Top five ways mobile IDs enhance privacy
21 November, 2017
category: Corporate, Digital ID, Government
Because the security built into mobile IDs allows for encrypted information and signatures that only a verified reader can access, mobile IDs enhance privacy.
“If you want to look at it in a simple way, imagine if you drop your driver’s license or ID card on the street. Someone could pick that up and read it quite easily,” explains Steve Warne, Director of Solutions Marketing in HID Global’s Citizen Identifcation business. “If it’s on your phone, you’ve probably got a pin to get into the phone, as well as other levels of protection. So if you leave your phone behind somewhere, people are not as able to straight away get your identity document.”
Related: Mobile IDs and privacy Exploring privacy concerns and privacy-enhancing opportunities |
But there are a host of other privacy-enabling features mobile IDs can deliver. Here are Warne’s top five ways that a mobile ID can actually enhance privacy:
- Only the necessary information is shared. “For example, if someone is going into a nightclub, they want to be able to prove that they are the right age to get into that nightclub.
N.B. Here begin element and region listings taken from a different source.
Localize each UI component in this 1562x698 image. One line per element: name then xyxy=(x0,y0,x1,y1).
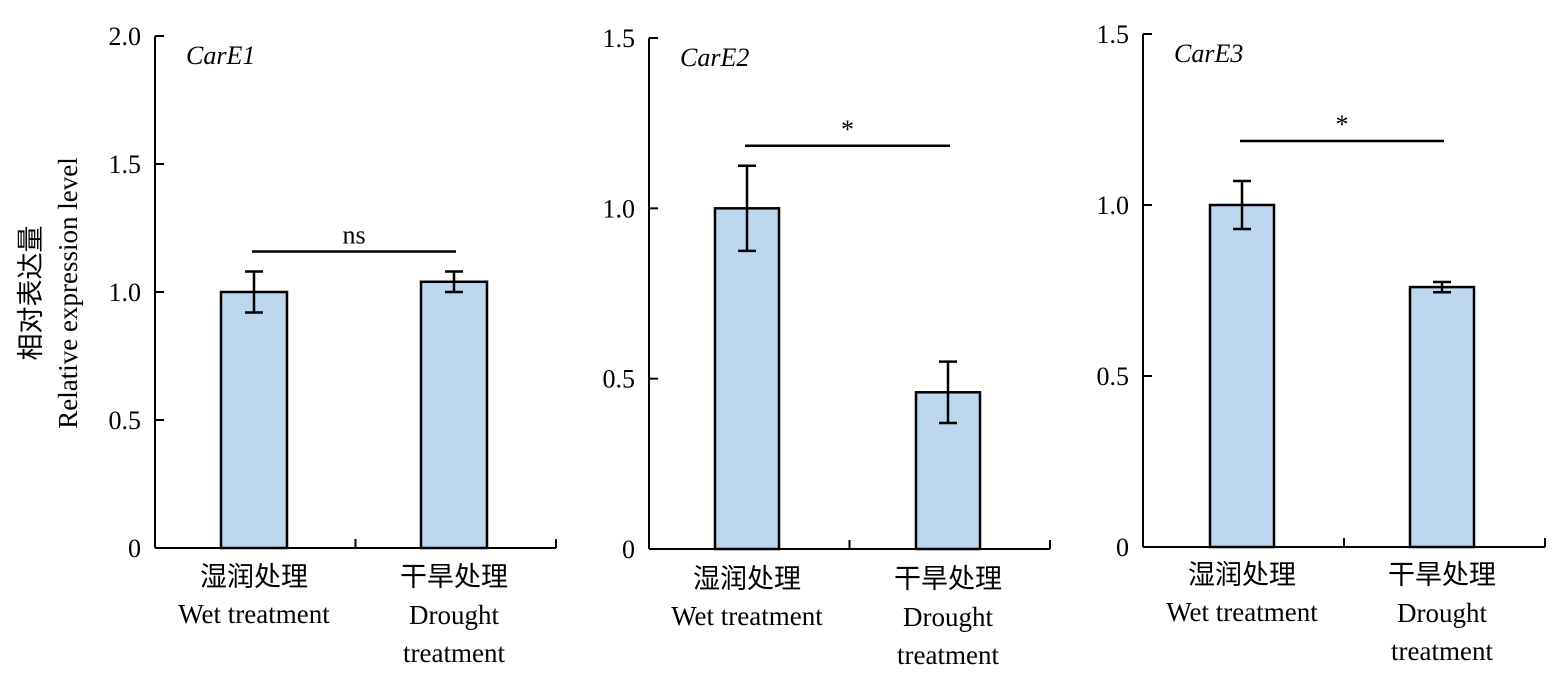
bar-drought xyxy=(1408,285,1476,549)
bar-drought xyxy=(419,280,489,550)
x-category-label: 湿润处理 xyxy=(693,564,801,594)
x-category-label: Wet treatment xyxy=(671,601,823,631)
chart-panel-care3: 0 0.5 1.0 1.5 CarE3 湿润处理 Wet treatment 干旱处理 Drou… xyxy=(1097,20,1546,666)
x-category-label: treatment xyxy=(403,638,505,668)
y-tick-label: 1.5 xyxy=(603,24,636,53)
chart-panel-care2: 0 0.5 1.0 1.5 CarE2 湿润处理 Wet treatment 干旱处理 Drou… xyxy=(603,24,1051,670)
x-category-label: treatment xyxy=(897,640,999,670)
chart-panel-care1: 0 0.5 1.0 1.5 2.0 CarE1 湿润处理 Wet treatment 干旱处理 D… xyxy=(109,22,557,668)
significance-label: * xyxy=(841,115,854,144)
x-category-label: Wet treatment xyxy=(1166,597,1318,627)
chart-panels: 0 0.5 1.0 1.5 2.0 CarE1 湿润处理 Wet treatment 干旱处理 D… xyxy=(109,20,1546,670)
y-tick-label: 1.5 xyxy=(1097,20,1130,49)
y-tick-label: 0 xyxy=(622,535,635,564)
y-tick-label: 2.0 xyxy=(109,22,142,51)
y-tick-label: 1.0 xyxy=(1097,191,1130,220)
significance-label: * xyxy=(1336,110,1349,139)
x-category-label: treatment xyxy=(1391,636,1493,666)
x-category-label: 干旱处理 xyxy=(1388,560,1496,590)
y-tick-label: 1.0 xyxy=(109,278,142,307)
y-tick-label: 0 xyxy=(1116,533,1129,562)
y-tick-label: 0.5 xyxy=(1097,362,1130,391)
x-category-label: Drought xyxy=(1397,598,1487,628)
y-tick-label: 0 xyxy=(128,534,141,563)
panel-title: CarE2 xyxy=(680,43,749,72)
x-category-label: Wet treatment xyxy=(178,599,330,629)
panel-title: CarE3 xyxy=(1174,39,1243,68)
bar-wet xyxy=(1208,203,1276,549)
x-category-label: Drought xyxy=(409,600,499,630)
y-tick-label: 0.5 xyxy=(109,406,142,435)
x-category-label: 湿润处理 xyxy=(1188,560,1296,590)
panel-title: CarE1 xyxy=(186,41,255,70)
y-axis-title-chinese: 相对表达量 xyxy=(16,226,46,361)
x-category-label: Drought xyxy=(903,602,993,632)
y-tick-label: 0.5 xyxy=(603,365,636,394)
bar-wet xyxy=(713,207,781,551)
y-tick-label: 1.0 xyxy=(603,194,636,223)
x-category-label: 干旱处理 xyxy=(894,564,1002,594)
y-axis-title-english: Relative expression level xyxy=(53,157,83,428)
x-category-label: 湿润处理 xyxy=(200,562,308,592)
bar-wet xyxy=(219,290,289,550)
significance-label: ns xyxy=(342,221,365,250)
x-category-label: 干旱处理 xyxy=(400,562,508,592)
y-tick-label: 1.5 xyxy=(109,150,142,179)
They don’t particularly want to give the guy who’s at the door their address.”
- You know who is looking at your data. “We have the capability of doing remote verification. This means that I am actually able to verify on my phone that I am sharing this data with a real police officer.”
- Sharing of data can be voluntary. “You should always be asked to share your data before anything leaves your mobile device.”
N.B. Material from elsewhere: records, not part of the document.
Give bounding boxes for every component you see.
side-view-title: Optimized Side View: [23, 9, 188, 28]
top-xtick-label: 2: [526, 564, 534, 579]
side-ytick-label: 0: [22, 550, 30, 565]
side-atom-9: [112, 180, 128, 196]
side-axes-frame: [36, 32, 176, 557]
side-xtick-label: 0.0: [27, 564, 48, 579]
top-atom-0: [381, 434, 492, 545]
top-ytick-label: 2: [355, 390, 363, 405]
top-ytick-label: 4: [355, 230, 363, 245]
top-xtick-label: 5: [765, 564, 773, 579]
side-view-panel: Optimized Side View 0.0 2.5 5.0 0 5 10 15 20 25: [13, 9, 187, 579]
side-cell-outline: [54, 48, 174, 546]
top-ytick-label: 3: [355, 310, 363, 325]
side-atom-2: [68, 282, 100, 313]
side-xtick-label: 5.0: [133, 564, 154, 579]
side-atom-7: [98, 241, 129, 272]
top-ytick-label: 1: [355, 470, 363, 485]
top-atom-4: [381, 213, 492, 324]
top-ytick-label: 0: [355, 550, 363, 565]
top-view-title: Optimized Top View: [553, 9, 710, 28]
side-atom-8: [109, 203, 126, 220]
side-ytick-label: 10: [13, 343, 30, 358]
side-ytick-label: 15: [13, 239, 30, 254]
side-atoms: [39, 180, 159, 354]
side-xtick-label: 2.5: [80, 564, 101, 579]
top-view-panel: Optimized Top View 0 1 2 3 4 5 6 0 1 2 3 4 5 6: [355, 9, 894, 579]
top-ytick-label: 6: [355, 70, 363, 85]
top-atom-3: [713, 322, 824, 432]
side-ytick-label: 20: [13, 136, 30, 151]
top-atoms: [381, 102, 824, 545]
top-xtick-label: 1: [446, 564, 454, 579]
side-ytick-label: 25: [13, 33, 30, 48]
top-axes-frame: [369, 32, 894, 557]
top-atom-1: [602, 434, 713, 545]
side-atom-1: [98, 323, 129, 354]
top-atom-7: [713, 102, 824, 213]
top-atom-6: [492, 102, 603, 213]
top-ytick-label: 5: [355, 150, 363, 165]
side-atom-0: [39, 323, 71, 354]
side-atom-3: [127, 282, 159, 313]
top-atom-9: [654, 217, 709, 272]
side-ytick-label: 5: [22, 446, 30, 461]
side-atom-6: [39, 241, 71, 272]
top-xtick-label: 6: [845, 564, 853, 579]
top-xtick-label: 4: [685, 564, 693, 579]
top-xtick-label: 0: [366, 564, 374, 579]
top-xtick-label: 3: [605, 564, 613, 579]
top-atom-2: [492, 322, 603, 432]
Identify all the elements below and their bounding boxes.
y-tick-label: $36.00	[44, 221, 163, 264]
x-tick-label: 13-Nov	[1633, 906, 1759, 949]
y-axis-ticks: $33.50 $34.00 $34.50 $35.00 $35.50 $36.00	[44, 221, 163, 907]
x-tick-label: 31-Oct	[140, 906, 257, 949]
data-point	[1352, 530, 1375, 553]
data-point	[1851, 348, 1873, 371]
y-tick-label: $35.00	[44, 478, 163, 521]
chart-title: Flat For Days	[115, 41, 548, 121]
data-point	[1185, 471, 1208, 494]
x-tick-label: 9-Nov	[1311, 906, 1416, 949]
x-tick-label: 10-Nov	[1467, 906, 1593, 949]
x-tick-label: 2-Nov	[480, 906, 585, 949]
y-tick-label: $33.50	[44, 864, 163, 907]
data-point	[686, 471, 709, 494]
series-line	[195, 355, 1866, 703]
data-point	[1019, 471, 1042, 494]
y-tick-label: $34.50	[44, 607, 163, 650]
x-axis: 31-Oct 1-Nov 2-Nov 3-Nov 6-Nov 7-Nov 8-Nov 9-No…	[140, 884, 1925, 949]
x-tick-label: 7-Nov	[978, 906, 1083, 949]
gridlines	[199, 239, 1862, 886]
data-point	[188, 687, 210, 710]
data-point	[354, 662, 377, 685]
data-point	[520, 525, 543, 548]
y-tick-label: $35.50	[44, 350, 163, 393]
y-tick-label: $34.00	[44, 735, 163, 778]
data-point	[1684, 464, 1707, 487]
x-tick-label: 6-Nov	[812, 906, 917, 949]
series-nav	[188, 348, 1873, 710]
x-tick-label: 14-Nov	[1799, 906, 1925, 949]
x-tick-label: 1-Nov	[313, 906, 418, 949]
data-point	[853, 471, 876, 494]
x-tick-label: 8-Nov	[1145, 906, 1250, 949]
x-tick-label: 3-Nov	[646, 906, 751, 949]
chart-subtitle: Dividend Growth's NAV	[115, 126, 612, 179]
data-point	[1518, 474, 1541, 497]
- Sharing of information can be done offline, outside of the cloud. “Being able to share personal identifying data offline means there’s no connectivity to any other databases or any other way that the information can be stored. This ensures private data remains in the user’s control.”
- Your data is protected. “The level of technology already available on a mobile device protects your data. But with a mobile identity solution, you will have a lot more choices as to how you use your data, how you share it, and who you share it with, especially compared to a physical document where you only have one option, and that’s to hand it over.”